It felt like a body blow, and undid any achievements of the “image campaign” from outside the city. Trying to run a business with clients in Sydney and Canberra from Wollongong was nigh-on impossible – the entire city was tarred with the brush of these corrupt criminals.

Following the ICAC investigation, the city thankfully got the cleanout and fresh start it desperately needed from a governance and leadership perspective. All of the Councillors were sacked and replaced by administrators from outside the region. A new General Manager was appointed, and the newly instated rules around projects that came out of the City Centre Revitalization Strategy (and other improvements outside the city centre) gave the defined planning rules their first real upgrade in decades, clearing the path for a series of new projects not facilitated by case-by-case deal making.

On the economic front, changes in the costs of finance meant barely viable projects approved under the old regime (Belmorgan anyone?) started biting the dust before they’d done much more than acquire and consolidate land parcels.

The Great GPT Gamble

In an incredibly fortunate piece of great timing, the city’s largest property developer/operator, the listed GPT Property Group, had to make a decision about dramatically upgrading their shopping precinct in the city. One of the big hold-ups of such a decision – budgeted at $200 million – was whether competitive developments were going to spring up leading to an oversupply in large format retail and entertainment space – no one wants an expensive white elephant. With the looming financial crisis sinking competitive projects like the Dwyers site redevelopment, GPT had the balance sheet and access to funds to back the massive new Crown Central development.
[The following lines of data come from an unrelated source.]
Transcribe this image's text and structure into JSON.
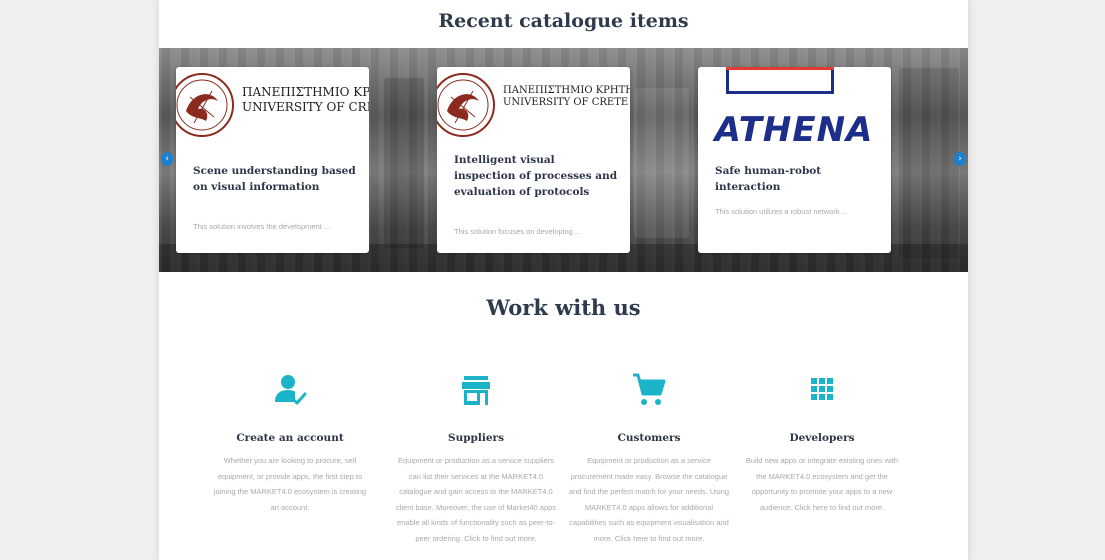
{
  "recent": {
    "title": "Recent catalogue items",
    "prev_arrow": "‹",
    "next_arrow": "›",
    "cards": [
      {
        "logo_lines": [
          "ΠΑΝΕΠΙΣΤΗΜΙΟ ΚΡΗΤΗ",
          "UNIVERSITY OF CRETE"
        ],
        "title": "Scene understanding based on visual information",
        "description": "This solution involves the development ..."
      },
      {
        "logo_lines": [
          "ΠΑΝΕΠΙΣΤΗΜΙΟ ΚΡΗΤΗ",
          "UNIVERSITY OF CRETE"
        ],
        "title": "Intelligent visual inspection of processes and evaluation of protocols",
        "description": "This solution focuses on developing ..."
      },
      {
        "logo_text": "ATHENA",
        "title": "Safe human-robot interaction",
        "description": "This solution utilizes a robust network ..."
      }
    ]
  },
  "work": {
    "title": "Work with us",
    "accent_color": "#1bb3c8",
    "items": [
      {
        "icon": "user-check-icon",
        "title": "Create an account",
        "text": "Whether you are looking to procure, sell equipment, or provide apps, the first step to joining the MARKET4.0 ecosystem is creating an account."
      },
      {
        "icon": "store-icon",
        "title": "Suppliers",
        "text": "Equipment or production as a service suppliers can list their services at the MARKET4.0 catalogue and gain access to the MARKET4.0 client base. Moreover, the use of Market40 apps enable all kinds of functionality such as peer-to-peer ordering. Click to find out more."
      },
      {
        "icon": "cart-icon",
        "title": "Customers",
        "text": "Equipment or production as a service procurement made easy. Browse the catalogue and find the perfect match for your needs. Using MARKET4.0 apps allows for additional capabilities such as equipment visualisation and more. Click here to find out more."
      },
      {
        "icon": "apps-grid-icon",
        "title": "Developers",
        "text": "Build new apps or integrate existing ones with the MARKET4.0 ecosystem and get the opportunity to promote your apps to a new audience. Click here to find out more."
      }
    ]
  }
}
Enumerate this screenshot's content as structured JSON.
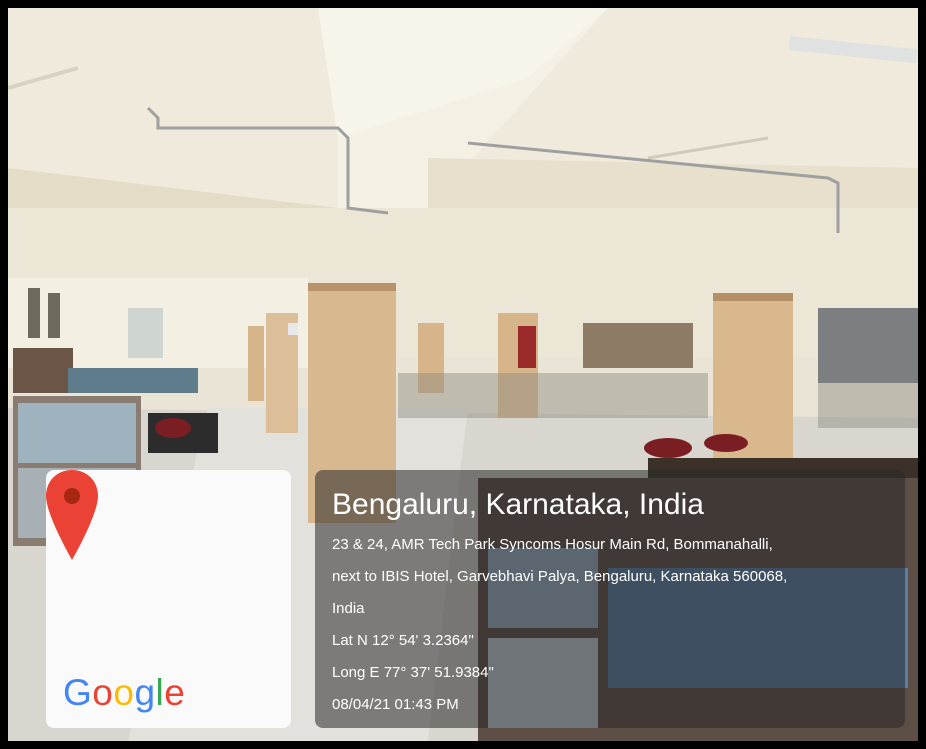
{
  "geotag": {
    "city_line": "Bengaluru, Karnataka, India",
    "address_line1": "23 & 24, AMR Tech Park Syncoms Hosur Main Rd, Bommanahalli,",
    "address_line2": "next to IBIS Hotel, Garvebhavi Palya, Bengaluru, Karnataka 560068,",
    "address_line3": "India",
    "latitude": "Lat N 12° 54' 3.2364\"",
    "longitude": "Long E 77° 37' 51.9384\"",
    "timestamp": "08/04/21 01:43 PM"
  },
  "map_card": {
    "logo_text": "Google",
    "icon": "location-pin-icon",
    "pin_color": "#EA4335"
  }
}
In one of the most critical decisions for the city in many years, and with a freshly cleaned out council executive overseen by outsiders with a focus on pragmatism over parochial politics, the massive project to remake 15% of the city core in one go was approved by the GPT board in Melbourne in 2010. Two years after it had been approved by Council but put on ice by GPT because of the financial crisis, the project was now a go. The decision was even more brave given what happened 12 months later: the steelworks shut down its export business and lost another 1000 jobs.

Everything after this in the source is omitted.